Der Tod von Georg Kreisler markiert auch das endgültige Verschwinden einer besonderen Generation. Es ist die letzte Generation österreichischer Juden, die ihren eigenen Erinnerungen trauen konnte. In ihrer Kindheit waren sie eine vollkommen integrierte, eine säkular aufgewachsene Generation, die vor allem durch die Nazis zu Juden gemacht wurde. Das Wort Jude ist letztlich beliebig; sie haben die schockierende und unvergessliche Erfahrung gemacht, im Zufallsverfahren zu Parias zu werden. Ihre Eltern dagegen waren noch Untertanen des Kaisers Franz Joseph, k.u.k.-Bürger durch und durch; das bedenkend erkennt man, welch scharfe Splitter diese Generation in sich getragen haben muss. Mit ihnen geht auch eine bestimmte Sprachfärbung unter, das, was vielleicht das echte jüdische Wienerisch war. Wenn Georg Kreisler seine „Nichtarischen Arien“ singt, dann höre ich sie noch einmal, die Stimmen aus meiner Kindheit. Wahrscheinlich ist das, neben seiner inhärenten Widerborstigkeit, der Grund, warum mir Georg Kreisler, den ich so spät und nur kurz kennengelernt habe, sofort vertraut war, ganz abseits aller Bewunderung für seine Kunst. Und warum ich jetzt so traurig bin.

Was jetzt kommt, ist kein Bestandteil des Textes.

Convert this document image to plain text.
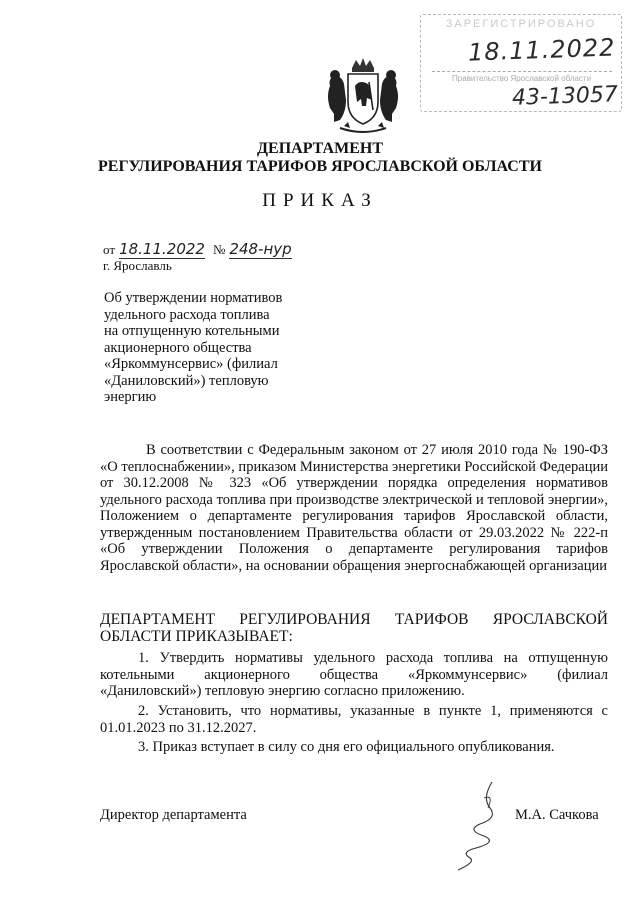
ЗАРЕГИСТРИРОВАНО
18.11.2022
Правительство Ярославской области
43-13057
ДЕПАРТАМЕНТ
РЕГУЛИРОВАНИЯ ТАРИФОВ ЯРОСЛАВСКОЙ ОБЛАСТИ
ПРИКАЗ
от 18.11.2022 № 248-нур
г. Ярославль
Об утверждении нормативов
удельного расхода топлива
на отпущенную котельными
акционерного общества
«Яркоммунсервис» (филиал
«Даниловский») тепловую
энергию
В соответствии с Федеральным законом от 27 июля 2010 года № 190-ФЗ «О теплоснабжении», приказом Министерства энергетики Российской Федерации от 30.12.2008 № 323 «Об утверждении порядка определения нормативов удельного расхода топлива при производстве электрической и тепловой энергии», Положением о департаменте регулирования тарифов Ярославской области, утвержденным постановлением Правительства области от 29.03.2022 № 222-п «Об утверждении Положения о департаменте регулирования тарифов Ярославской области», на основании обращения энергоснабжающей организации
ДЕПАРТАМЕНТ РЕГУЛИРОВАНИЯ ТАРИФОВ ЯРОСЛАВСКОЙ ОБЛАСТИ ПРИКАЗЫВАЕТ:
1. Утвердить нормативы удельного расхода топлива на отпущенную котельными акционерного общества «Яркоммунсервис» (филиал «Даниловский») тепловую энергию согласно приложению.
2. Установить, что нормативы, указанные в пункте 1, применяются с 01.01.2023 по 31.12.2027.
3. Приказ вступает в силу со дня его официального опубликования.
Директор департамента	М.А. Сачкова
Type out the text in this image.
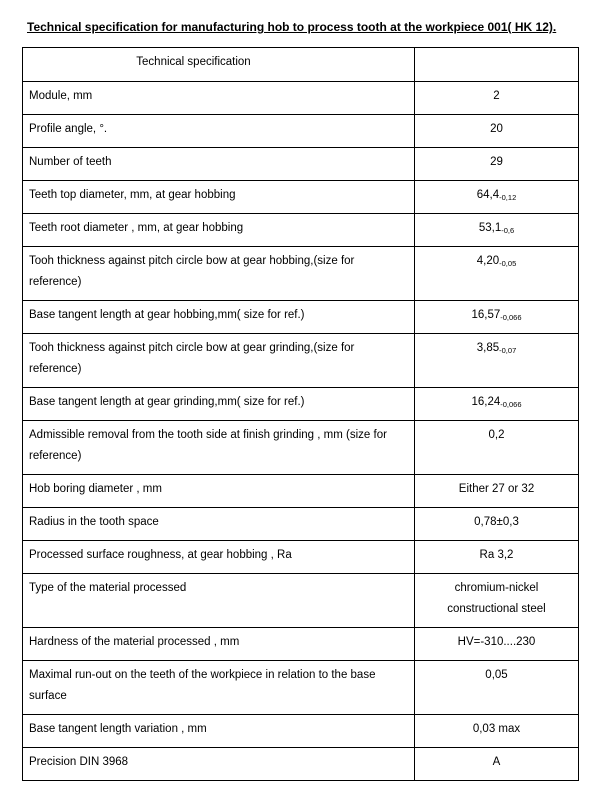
Technical specification for manufacturing hob to process tooth at the workpiece 001( HK 12).
Technical specification	
Module, mm	2
Profile angle, °.	20
Number of teeth	29
Teeth top diameter, mm, at gear hobbing	$64,4_{-0,12}$
Teeth root diameter , mm, at gear hobbing	$53,1_{-0,6}$
Tooh thickness against pitch circle bow at gear hobbing,(size for reference)	$4,20_{-0,05}$
Base tangent length at gear hobbing,mm( size for ref.)	$16,57_{-0,066}$
Tooh thickness against pitch circle bow at gear grinding,(size for reference)	$3,85_{-0,07}$
Base tangent length at gear grinding,mm( size for ref.)	$16,24_{-0,066}$
Admissible removal from the tooth side at finish grinding , mm (size for reference)	0,2
Hob boring diameter , mm	Either 27 or 32
Radius in the tooth space	0,78±0,3
Processed surface roughness, at gear hobbing , Ra	Ra 3,2
Type of the material processed	chromium-nickel constructional steel
Hardness of the material processed , mm	HV=-310....230
Maximal run-out on the teeth of the workpiece in relation to the base surface	0,05
Base tangent length variation , mm	0,03 max
Precision DIN 3968	A
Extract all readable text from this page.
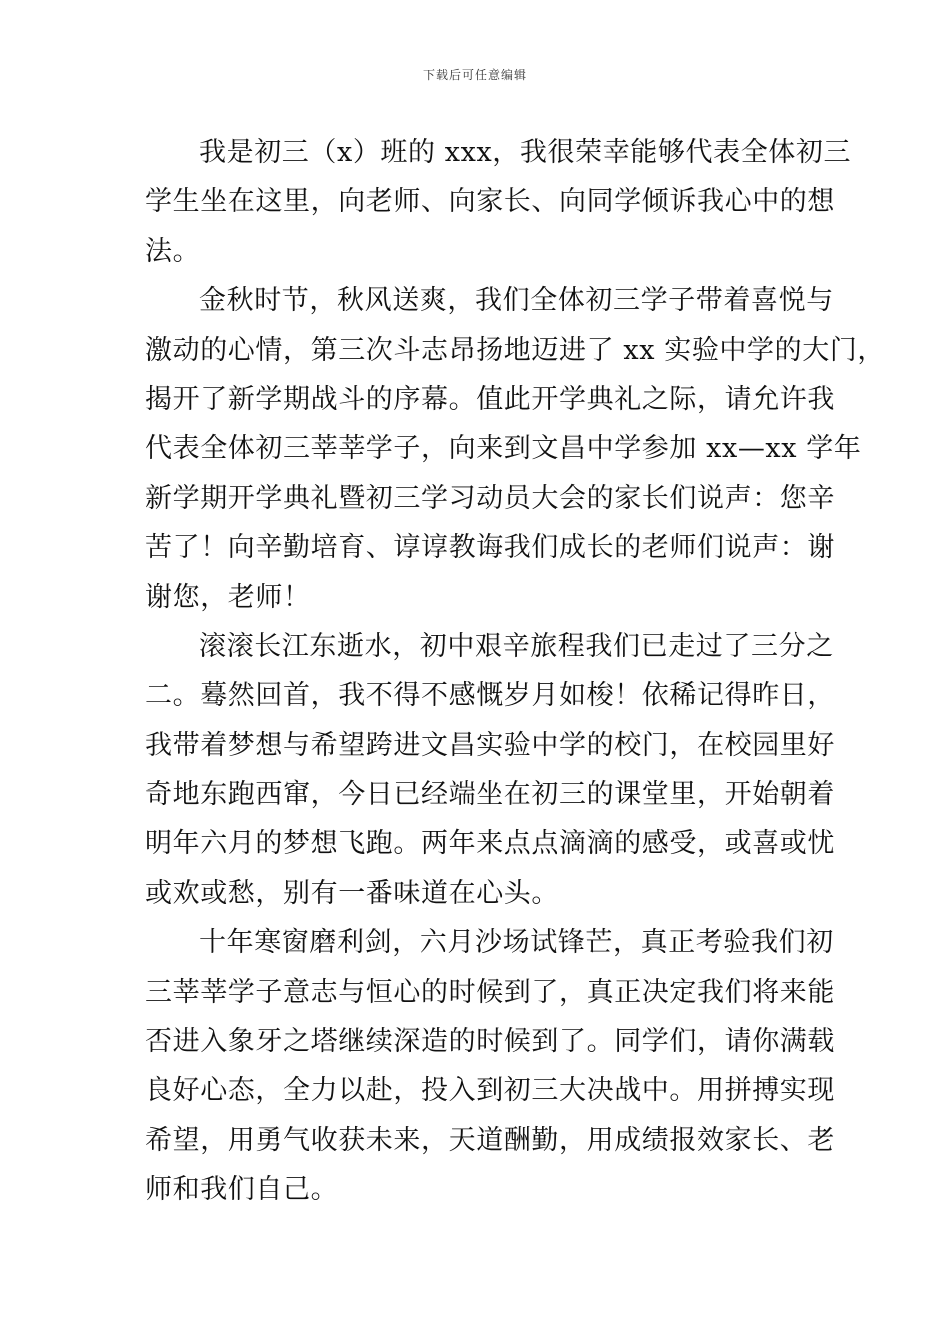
下载后可任意编辑
我是初三（x）班的 xxx，我很荣幸能够代表全体初三
学生坐在这里，向老师、向家长、向同学倾诉我心中的想
法。
金秋时节，秋风送爽，我们全体初三学子带着喜悦与
激动的心情，第三次斗志昂扬地迈进了 xx 实验中学的大门，
揭开了新学期战斗的序幕。值此开学典礼之际，请允许我
代表全体初三莘莘学子，向来到文昌中学参加 xx—xx 学年
新学期开学典礼暨初三学习动员大会的家长们说声：您辛
苦了！向辛勤培育、谆谆教诲我们成长的老师们说声：谢
谢您，老师！
滚滚长江东逝水，初中艰辛旅程我们已走过了三分之
二。蓦然回首，我不得不感慨岁月如梭！依稀记得昨日，
我带着梦想与希望跨进文昌实验中学的校门，在校园里好
奇地东跑西窜，今日已经端坐在初三的课堂里，开始朝着
明年六月的梦想飞跑。两年来点点滴滴的感受，或喜或忧
或欢或愁，别有一番味道在心头。
十年寒窗磨利剑，六月沙场试锋芒，真正考验我们初
三莘莘学子意志与恒心的时候到了，真正决定我们将来能
否进入象牙之塔继续深造的时候到了。同学们，请你满载
良好心态，全力以赴，投入到初三大决战中。用拼搏实现
希望，用勇气收获未来，天道酬勤，用成绩报效家长、老
师和我们自己。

Seit einiger Zeit treibt mich die Frage um, wie sehr das Beste und das Schlechteste, das mir zu Österreich einfällt, vielleicht doch zusammengehören wie Geschwister. Wie sehr die eingewurzelte österreichische Gemeinheit, das Talent zu Hinterfotzigkeit und ziselierter Intrige gleichzeitig die Bedingung sind für die hohe, die schneidende Qualität einiger weniger Ausnahmekünstler wie Georg Kreisler. Wo es von Geburt an so sehr auf die Zwischen- und Untertöne ankommt, hat sich offenbar bei einigen ein besonderes Talent herausgebildet, ein ganzer hochempfindlicher, überreicher Sprachapparat. Zugespitzt gefragt: Wäre das, was Georg Kreisler war, überhaupt möglich gewesen mit einer Herkunft aus Hintertupfing oder Bielefeld? Müssen wir dem klebrig-charmanten Wiener Sumpf am Ende noch dankbar sein, weil wir in ihm so gut schwimmen, spucken und Wasser treten gelernt haben?
Lieber, sehr verehrter Georg Kreisler, wie gerne hätte ich Sie das noch gefragt.